最後は、この国の存続に関わる点での重大事項だ。
心して聞くように!」
「ゴクリ、最後は何ですか?」
「君は、女性という者を見た事があるかね?
この国では、女性という者は大変希少だ。
道徳観から重婚というものは避けているらしいが、そうなると出会いが少ないのが現実だ。
一応、人工的に子供を作っているが、やはり女と結婚してできた子供の方が元気が良いそうだ。
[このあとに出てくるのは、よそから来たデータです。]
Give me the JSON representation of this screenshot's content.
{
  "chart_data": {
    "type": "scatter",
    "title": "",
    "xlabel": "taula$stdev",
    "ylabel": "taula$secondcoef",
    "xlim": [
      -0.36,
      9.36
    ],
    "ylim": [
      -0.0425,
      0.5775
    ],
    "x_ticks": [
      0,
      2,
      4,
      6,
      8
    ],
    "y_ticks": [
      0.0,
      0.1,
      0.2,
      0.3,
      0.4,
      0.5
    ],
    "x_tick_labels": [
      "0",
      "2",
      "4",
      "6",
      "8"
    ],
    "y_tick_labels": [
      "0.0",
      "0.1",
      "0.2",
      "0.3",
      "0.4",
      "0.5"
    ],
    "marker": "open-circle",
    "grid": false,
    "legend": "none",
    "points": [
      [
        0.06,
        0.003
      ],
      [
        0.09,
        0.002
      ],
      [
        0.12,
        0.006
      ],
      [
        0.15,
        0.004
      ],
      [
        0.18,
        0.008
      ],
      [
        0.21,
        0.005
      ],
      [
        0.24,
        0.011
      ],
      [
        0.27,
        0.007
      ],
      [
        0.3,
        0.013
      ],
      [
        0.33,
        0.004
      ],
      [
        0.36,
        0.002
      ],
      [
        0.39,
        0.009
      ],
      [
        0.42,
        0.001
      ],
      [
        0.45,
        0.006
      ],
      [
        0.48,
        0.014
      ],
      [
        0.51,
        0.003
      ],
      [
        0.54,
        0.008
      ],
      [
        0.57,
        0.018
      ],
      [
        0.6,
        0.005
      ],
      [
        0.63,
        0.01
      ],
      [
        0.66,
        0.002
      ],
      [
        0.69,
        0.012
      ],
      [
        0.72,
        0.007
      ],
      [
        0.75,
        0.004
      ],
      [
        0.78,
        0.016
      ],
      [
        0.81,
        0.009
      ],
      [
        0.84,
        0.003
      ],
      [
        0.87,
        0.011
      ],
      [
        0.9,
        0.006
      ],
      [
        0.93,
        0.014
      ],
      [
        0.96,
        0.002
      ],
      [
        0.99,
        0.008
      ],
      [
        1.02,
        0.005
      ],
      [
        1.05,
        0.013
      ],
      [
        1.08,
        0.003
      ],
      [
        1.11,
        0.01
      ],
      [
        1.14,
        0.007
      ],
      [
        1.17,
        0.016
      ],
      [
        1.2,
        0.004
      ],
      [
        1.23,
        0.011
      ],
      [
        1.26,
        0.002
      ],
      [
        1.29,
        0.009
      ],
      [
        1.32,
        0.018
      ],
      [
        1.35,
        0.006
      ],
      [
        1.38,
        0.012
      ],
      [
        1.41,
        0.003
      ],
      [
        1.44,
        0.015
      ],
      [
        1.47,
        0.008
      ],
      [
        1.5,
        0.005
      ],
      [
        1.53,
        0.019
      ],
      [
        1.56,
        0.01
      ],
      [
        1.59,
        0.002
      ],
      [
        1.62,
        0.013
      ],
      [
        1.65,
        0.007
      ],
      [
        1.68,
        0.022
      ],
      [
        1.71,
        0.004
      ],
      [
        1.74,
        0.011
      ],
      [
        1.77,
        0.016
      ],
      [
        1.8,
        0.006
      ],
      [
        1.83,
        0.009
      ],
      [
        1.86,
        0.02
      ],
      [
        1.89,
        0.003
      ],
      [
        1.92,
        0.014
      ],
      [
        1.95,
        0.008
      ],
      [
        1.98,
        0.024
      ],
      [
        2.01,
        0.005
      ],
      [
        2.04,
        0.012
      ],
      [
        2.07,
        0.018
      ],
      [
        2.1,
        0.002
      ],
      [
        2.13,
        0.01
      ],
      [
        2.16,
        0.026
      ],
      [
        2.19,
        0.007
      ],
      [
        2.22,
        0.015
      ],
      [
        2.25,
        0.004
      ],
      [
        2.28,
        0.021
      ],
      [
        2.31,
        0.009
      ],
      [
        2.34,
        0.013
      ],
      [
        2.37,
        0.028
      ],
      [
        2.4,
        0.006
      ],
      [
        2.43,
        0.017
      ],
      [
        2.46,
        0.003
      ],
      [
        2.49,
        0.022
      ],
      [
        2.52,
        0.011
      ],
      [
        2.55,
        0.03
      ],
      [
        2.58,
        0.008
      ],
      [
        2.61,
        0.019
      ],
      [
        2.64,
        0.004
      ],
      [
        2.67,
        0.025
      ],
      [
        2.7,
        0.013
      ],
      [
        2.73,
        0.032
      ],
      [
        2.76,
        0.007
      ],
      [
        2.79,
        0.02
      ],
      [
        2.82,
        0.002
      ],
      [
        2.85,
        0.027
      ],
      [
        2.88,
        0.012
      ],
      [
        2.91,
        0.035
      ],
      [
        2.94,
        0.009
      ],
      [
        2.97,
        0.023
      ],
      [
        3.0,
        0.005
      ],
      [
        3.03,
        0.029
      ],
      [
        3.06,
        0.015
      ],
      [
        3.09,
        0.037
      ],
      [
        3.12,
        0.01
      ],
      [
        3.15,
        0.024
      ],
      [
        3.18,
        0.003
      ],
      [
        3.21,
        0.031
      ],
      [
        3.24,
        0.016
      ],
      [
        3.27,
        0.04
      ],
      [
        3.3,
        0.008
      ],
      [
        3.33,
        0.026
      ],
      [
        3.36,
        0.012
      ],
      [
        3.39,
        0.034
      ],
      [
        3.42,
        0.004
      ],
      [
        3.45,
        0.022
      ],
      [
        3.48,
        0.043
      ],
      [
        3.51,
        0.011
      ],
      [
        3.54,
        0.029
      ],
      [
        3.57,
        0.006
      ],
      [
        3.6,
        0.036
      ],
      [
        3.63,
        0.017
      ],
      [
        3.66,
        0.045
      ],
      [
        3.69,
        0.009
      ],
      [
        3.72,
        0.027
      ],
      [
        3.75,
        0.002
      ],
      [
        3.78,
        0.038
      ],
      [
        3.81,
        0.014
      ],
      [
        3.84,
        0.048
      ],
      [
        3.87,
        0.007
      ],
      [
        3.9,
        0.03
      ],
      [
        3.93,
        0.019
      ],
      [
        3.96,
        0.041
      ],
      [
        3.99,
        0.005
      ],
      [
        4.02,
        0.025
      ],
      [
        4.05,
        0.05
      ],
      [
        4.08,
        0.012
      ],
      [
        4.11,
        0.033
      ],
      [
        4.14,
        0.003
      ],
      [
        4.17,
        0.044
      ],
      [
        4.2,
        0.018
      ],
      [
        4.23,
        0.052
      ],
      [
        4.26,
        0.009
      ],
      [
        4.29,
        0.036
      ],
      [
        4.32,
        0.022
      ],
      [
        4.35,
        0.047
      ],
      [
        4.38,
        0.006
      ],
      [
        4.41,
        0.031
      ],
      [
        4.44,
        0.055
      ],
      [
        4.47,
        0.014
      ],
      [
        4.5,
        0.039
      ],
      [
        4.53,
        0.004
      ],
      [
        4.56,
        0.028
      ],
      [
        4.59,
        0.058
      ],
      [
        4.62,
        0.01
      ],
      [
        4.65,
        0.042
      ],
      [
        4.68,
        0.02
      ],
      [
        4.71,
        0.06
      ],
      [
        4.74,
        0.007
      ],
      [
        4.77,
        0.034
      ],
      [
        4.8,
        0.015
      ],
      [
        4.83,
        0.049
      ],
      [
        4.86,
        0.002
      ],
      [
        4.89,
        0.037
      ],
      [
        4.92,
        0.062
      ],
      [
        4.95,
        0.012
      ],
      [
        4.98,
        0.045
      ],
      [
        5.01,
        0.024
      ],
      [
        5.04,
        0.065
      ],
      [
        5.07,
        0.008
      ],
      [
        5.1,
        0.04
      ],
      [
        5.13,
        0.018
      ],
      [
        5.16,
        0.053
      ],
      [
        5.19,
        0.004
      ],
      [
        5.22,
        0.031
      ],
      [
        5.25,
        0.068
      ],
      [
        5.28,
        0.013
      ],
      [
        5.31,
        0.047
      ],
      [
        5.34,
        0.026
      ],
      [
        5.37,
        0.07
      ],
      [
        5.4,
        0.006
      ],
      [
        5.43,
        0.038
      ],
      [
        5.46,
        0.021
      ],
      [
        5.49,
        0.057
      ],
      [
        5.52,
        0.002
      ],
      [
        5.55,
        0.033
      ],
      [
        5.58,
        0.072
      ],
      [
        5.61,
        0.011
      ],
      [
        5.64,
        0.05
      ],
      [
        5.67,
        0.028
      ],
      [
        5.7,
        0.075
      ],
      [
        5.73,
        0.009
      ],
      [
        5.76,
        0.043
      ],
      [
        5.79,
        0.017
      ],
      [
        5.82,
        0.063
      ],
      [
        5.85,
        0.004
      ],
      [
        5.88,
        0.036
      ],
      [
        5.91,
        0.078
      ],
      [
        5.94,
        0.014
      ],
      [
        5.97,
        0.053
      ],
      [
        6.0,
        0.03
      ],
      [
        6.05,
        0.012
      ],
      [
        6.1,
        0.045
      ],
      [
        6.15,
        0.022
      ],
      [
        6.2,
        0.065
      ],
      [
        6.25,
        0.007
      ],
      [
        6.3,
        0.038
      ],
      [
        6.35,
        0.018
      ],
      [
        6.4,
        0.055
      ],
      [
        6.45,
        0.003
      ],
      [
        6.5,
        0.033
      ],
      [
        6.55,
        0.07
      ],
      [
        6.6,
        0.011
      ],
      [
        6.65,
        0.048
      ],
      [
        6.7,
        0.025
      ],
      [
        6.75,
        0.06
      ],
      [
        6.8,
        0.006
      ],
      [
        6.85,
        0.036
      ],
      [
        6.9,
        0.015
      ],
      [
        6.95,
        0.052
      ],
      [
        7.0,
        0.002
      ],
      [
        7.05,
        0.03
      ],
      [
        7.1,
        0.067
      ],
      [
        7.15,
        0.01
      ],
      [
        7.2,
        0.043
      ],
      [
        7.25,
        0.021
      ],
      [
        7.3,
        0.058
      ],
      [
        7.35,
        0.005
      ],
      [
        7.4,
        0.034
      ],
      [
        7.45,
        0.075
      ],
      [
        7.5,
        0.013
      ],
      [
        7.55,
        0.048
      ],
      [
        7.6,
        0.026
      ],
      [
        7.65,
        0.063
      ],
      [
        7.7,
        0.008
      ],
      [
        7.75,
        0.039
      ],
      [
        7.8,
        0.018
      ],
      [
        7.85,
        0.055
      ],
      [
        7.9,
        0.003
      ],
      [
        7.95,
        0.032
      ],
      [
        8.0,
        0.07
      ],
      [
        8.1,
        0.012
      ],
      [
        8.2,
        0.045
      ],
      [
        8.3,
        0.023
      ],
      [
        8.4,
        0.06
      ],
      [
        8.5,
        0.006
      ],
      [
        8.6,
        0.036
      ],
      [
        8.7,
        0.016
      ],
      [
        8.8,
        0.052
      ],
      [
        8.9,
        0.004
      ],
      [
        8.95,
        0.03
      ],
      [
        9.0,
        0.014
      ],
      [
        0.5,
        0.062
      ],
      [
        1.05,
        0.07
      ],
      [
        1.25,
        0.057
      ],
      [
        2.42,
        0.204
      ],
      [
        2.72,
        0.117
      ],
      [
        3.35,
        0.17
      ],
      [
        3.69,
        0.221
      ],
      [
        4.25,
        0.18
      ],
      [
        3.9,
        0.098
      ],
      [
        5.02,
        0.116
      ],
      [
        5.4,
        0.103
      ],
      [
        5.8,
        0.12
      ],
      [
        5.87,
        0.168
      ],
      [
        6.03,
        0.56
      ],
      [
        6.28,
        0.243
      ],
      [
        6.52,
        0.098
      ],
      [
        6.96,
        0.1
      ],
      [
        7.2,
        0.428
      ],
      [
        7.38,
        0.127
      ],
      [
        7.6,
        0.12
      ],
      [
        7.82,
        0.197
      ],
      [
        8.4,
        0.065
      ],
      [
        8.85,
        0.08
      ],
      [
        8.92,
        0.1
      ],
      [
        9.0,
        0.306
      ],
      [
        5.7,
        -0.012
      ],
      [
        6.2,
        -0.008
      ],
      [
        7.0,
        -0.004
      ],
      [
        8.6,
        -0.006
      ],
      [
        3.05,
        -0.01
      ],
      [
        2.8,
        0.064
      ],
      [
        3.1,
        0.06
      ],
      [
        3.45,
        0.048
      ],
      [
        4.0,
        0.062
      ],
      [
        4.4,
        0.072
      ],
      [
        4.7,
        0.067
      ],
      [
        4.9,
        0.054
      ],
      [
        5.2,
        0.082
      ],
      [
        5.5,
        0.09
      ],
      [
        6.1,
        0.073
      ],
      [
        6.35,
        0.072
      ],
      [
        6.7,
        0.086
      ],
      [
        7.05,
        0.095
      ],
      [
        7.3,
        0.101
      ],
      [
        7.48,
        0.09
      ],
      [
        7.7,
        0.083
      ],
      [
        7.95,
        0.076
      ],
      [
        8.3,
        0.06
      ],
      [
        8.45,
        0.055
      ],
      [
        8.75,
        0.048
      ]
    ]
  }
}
その為、成人した男性には、こういう法律ができている。
『女性であれば、犯罪者だろうと保護するように!』
我々が知っている女性は、王妃や母親くらいで、結婚できる可能性が低い。
この郵便配達員のメリットは、どんな場所に女性が住んでいるかを探し易い点なのだ。
情報交換をして、女性が住み良い環境を作り上げる事が、今のこの星の優先事項だ。
まずは、女性を見付けて結婚する事が先決だ。
なので、空賊でも、孤児でもお年寄りでも良い、女性を見かけたら保護区まで連れて来るように、という事らしい。
一応、頭の隅に入れておいてくれ」
「はあ、自分は、人工的に作られた子供の為に、女性を見た事がないのですが、どのような者なのでしょうか?
何か、具体的な特徴がありますか?」
総監督は、一瞬黙って考え始めていた。
どうやら数度見た事はあっても、男性と女性で、どこが決定的に違うかを把握していないようだ。
「あー、女性は、胸に突起物があるらしい。
そこで、子供を育てるミルクが出るそうだ。
女王陛下が子供を育てる時に、胸のところで何かをやっていた。
布に隠されていて、良くは見ていないが、子供の食事らしい。
乳をあげていると言っていたから、乳牛が乳を出すのと同じなのかもな。
おそらく、女性の胸には、男性の性器のような物があるものと思われる。
そこから子供の栄養分であるミルクが出るらしい。
私も女性に会う機会が相当少ないので、そこまでしか知る事ができなかった。
何か、胸に異常がある奴がいたら、女性と思う方が良いだろう」
「なんと、女性という者は、胸のところから排泄するのですか?
恐ろしいほど奇妙な生き物ですね。
なんか、見るのが怖くなって来ました」
「そうだな。
だが、物を生み出すというのは、綺麗なだけではない。
たゆまぬ努力と、幸運のようなチャンスが巡って来て、初めて生み出されるのだ。
そうした女性の奇妙な部分を受け入れてこそ、父親になれるというものだ。
そこを逃げてはいけない!」
「はい、女性というのがどんな奇妙な生き物でも、受け入れられる懐の広さを持つように努めます!」
「ああ、その域だ!
私は、主に管理ばかりをしていて、女性に会う機会も少ない。
なるべく多くの女性に出会い、私にも紹介の場を設けてくれ!
君は、記憶力も分析力もある。
必ず、この仕事と妻を娶る事ができると確信しているんだ。
1人でも多くの女性と知り合い、私も結婚できるようにさせてくれ!」
「分かりました!
では、行ってまいります!」
こうして、俺は総監督に見送られて、飛行機に乗り込む。
果たして、初の任務はどうなるのだろうか?
総監督は、熱い眼差しを俺に送っていた。
(頑張れ、スカイ!
年若く、カッコイイ君ならば、必ずや美女を数人連れて来れるはずだ!
ちょっと幼いくらいだって良いんだ!
君には期待しているぞ!)
総監督がそう期待するのも無理からぬ事だ。
実際に、この星の女性人口は少ない上に、会える女性は一部の上層部の奥様のみ。
普通の男性が結婚するには、星全体を回って探すしか方法がないのだ。